On the 15-minute chart, traders focusing on today's expiry should monitor a key 200-point area. Over the past three days, the index has traded between 24,350 and 24,150, and a strong breach of this area is likely to dictate the next directional move.
The open interest data for the 28 November expiry has highest call base at 24,500 and put base at 24,000 strikes, marking these levels as crucial resistance and support levels. Additionally, the index also has significant call and put base at 24,300 strikes, indicating range-boond movement around this zone.
The SENSEX opened on a positive note but continued its range-bound movement for the third consecutive session around the crucial 80,000 mark. During the session, the index reclaimed the 50-day Exponential Moving Average (EMA) on the daily chart and formed a doji candlestick pattern, reflecting market indecision.
From a technical standpoint, a daily close above the 50-day EMA is typically viewed as a bullish signal. However, for stronger confirmation, traders should closely monitor the high of the doji pattern. A close above this level would reaffirm bullish momentum, potentially propelling the index towards the 81,600 zone. Conversely, a rejection from the current level and a close below the doji pattern would indicate weakness, signaling a potential downside move.

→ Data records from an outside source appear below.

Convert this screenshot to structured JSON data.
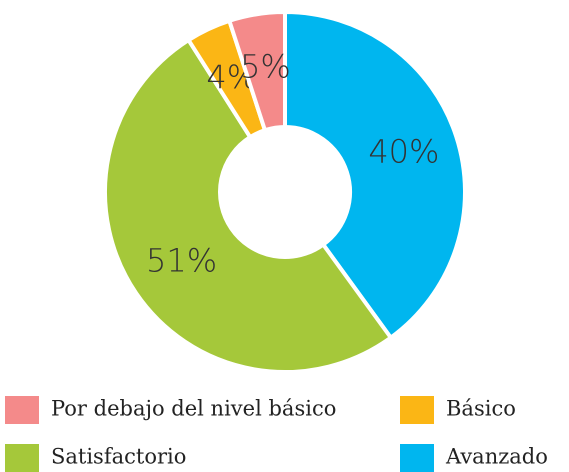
{
  "chart_data": {
    "type": "donut",
    "categories": [
      "Avanzado",
      "Satisfactorio",
      "Básico",
      "Por debajo del nivel básico"
    ],
    "values": [
      40,
      51,
      4,
      5
    ],
    "value_labels": [
      "40%",
      "51%",
      "4%",
      "5%"
    ],
    "colors": [
      "#00b6ef",
      "#a5c83a",
      "#fbb615",
      "#f48a8a"
    ],
    "legend": "bottom"
  }
}
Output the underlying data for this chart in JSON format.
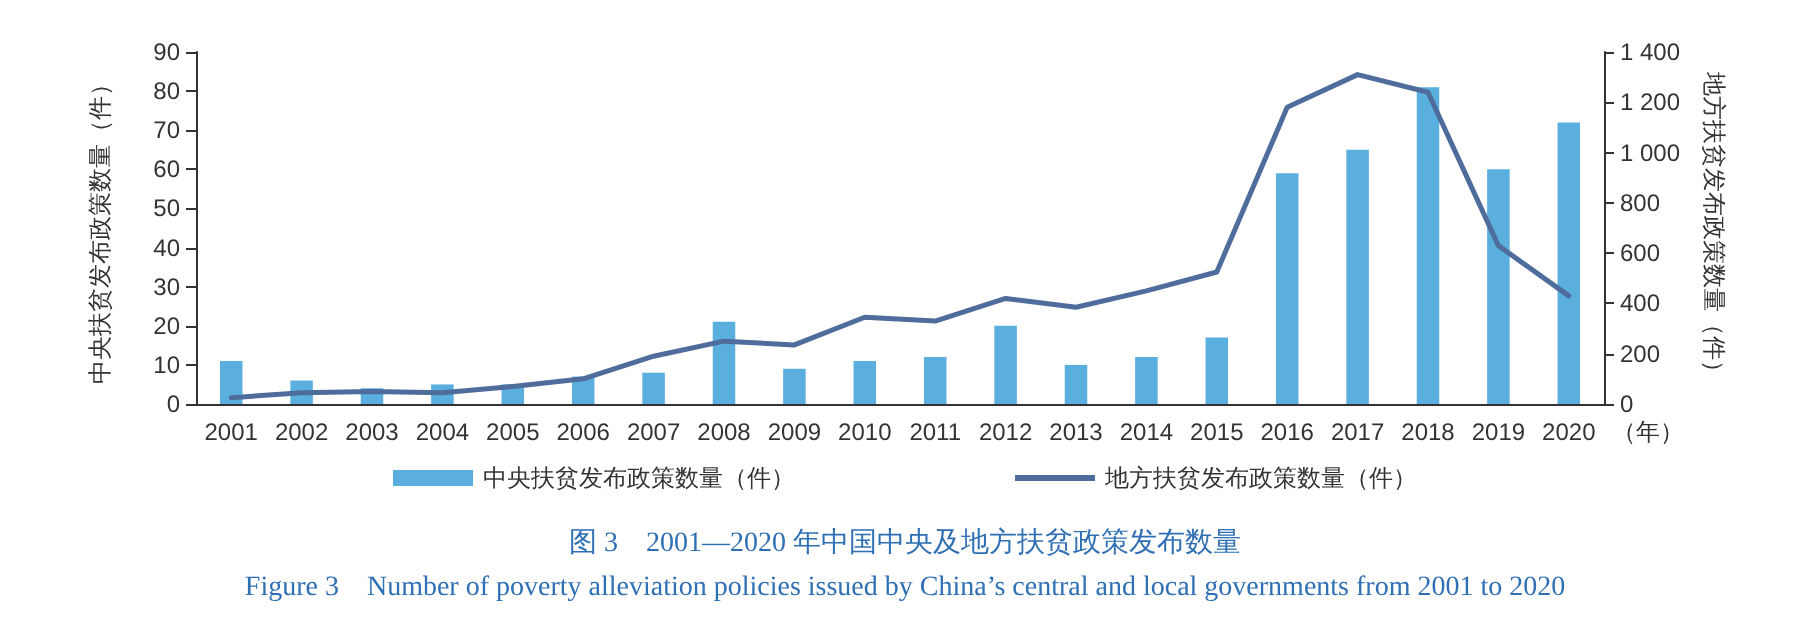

The open interest (OI) data for the 29 November expiry indicates minimal changes, with the 80,000 strike holding the highest call and put OI for the SENSEX. This suggests that the market perceives this level as a significant pivot point. However, given the index's consolidation in this range over the past three sessions, traders are advised to closely monitor changes in OI at key strikes. A noticeable shift in OI could provide valuable clues about potential directional movement as expiry approaches.
In Futures and Options or F&O, long build-up means an increase in Open Interest (OI) along with an increase in price, and short build-up means an increase in Open Interest(OI) along with a decrease in price. Source: Upstox and NSE.